RT-PCR COVID-19 Testing is considered the “gold standard” in SARS-CoV-2 detection. This test actually detects RNA (or genetic material) that is specific to the coronavirus and can detect its presence within days of infection, even those who have no symptoms. This is what makes RT-PCR COVID testing the most reliable test to detect symptomatic and asymptomatic carriers of coronavirus.

The turnaround time to receive a COVID testing result is very quick, within 24 to 48 hours.

Once a sample is produced, it is sent to the lab where its contents are placed into a PCR machine which performs the actual test. To find the coronavirus you need to replicate its genetic material so there is more of it and it’s easier to detect.

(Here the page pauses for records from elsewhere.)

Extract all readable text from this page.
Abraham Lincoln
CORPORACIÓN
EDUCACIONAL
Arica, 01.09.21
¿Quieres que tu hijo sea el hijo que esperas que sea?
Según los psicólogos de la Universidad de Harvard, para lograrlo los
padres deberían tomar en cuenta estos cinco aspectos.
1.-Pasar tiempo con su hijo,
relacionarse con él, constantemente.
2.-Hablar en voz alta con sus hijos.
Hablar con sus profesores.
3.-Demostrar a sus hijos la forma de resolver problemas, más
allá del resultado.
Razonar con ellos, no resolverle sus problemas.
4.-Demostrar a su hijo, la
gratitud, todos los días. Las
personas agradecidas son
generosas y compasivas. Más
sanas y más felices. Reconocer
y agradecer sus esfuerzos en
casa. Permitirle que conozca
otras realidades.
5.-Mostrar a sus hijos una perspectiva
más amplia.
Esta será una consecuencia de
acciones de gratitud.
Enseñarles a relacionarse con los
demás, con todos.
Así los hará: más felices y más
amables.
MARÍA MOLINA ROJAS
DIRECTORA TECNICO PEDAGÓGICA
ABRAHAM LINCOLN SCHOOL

In the case of coronavirus specifically, you cannot do this directly because it is what’s called an “RNA virus.” This means that the genetic material of the virus is RNA, not DNA. Other RNA viruses include the flu, measles, or rabies. RNA is fragile. It’s single-stranded, not double-stranded like DNA. It also has a different backbone structure which makes it degrade more easily. For instance, if hair or skin particles flake off onto it, it degrades. So if you try to replicate the RNA genetic material, it will likely break down, and you wouldn’t be able to identify the virus. To get around this, the first step in the process is to convert the RNA into DNA by introducing a tiny molecular machine that turns the single strand into a double strand. This tiny machine is an enzyme (a biological chemical) called reverse transcriptase. So (very technically) the PCR process that is used for coronavirus is an “RT-PCR” (reverse transcriptase PCR), since we start with RNA and then transform it into DNA.

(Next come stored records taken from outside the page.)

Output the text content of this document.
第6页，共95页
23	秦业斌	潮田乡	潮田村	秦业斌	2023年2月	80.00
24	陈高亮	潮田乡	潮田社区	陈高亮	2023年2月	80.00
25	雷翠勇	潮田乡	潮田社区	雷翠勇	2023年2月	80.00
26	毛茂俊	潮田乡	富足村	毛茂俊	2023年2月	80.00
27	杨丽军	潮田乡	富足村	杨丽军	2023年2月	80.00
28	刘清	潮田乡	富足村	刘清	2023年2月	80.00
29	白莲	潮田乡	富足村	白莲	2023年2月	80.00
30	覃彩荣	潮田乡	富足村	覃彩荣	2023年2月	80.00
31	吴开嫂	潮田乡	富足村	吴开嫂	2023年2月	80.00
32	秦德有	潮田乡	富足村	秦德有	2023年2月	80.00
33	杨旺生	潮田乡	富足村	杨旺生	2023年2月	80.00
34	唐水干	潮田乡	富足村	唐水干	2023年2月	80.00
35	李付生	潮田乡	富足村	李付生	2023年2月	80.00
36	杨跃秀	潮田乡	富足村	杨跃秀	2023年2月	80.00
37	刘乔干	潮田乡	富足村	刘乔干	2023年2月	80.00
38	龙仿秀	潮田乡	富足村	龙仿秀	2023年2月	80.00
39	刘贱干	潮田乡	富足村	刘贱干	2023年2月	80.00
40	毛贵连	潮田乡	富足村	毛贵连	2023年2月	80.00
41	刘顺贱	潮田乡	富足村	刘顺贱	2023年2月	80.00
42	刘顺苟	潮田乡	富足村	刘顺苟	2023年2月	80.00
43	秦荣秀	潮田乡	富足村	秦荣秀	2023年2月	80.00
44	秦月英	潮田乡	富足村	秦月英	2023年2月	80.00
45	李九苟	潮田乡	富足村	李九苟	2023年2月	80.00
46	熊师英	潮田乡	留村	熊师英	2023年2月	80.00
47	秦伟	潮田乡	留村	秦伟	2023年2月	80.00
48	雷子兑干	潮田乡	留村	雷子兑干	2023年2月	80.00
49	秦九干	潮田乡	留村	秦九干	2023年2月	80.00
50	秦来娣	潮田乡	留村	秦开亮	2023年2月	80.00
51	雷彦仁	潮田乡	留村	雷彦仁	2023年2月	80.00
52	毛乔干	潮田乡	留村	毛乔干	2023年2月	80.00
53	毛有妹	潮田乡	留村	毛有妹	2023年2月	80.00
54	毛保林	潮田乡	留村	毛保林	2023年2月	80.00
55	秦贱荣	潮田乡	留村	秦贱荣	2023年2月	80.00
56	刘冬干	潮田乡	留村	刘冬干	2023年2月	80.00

Once the DNA is produced, the second step in the RT-PCR COVID testing process is to target the SARS-CoV-2 viral sequence for copying. Right now, your genetic material and the virus’s genetic material (if you’re infected) are all mixed together in one big soup. Scientists will select a short string of genetic material that is only in the coronavirus and not in human DNA. If they find these strings of genetic material, they copy this part of the viral DNA over and over again by a copy machine (an enzyme) that can only recognize this string of material. That small section of the coronavirus genetic material gets copied over and over again — literally millions of times — which makes the genetic material easier to detect. Ultimately if the coronavirus is present, the PCR machine will be able to detect the copies and produce a positive result. If there is no coronavirus genetic material, nothing will be copied, and the test result will be negative.


Rapid Test (Antigen)

Antigen tests generally look for proteins associated with the virus rather than the genetic material. Antigen tests are faster than the typical PCR tests but tend to miss more infections. It’s important to note that antigen tests have a higher rate of false negatives than PCR tests, so even if you get a negative antigen test result, you might still have the virus.

If you have recently tested negative on a rapid test but still have symptoms, our current recommendation is to have a confirmation test performed with an RT-PCR COVID test. This is especially true if you’ve had a high-risk exposure. A high-risk exposure is considered more than 15 minutes of contact with a COVID-positive individual in a 24-hour period and you have been within 6 feet of this individual.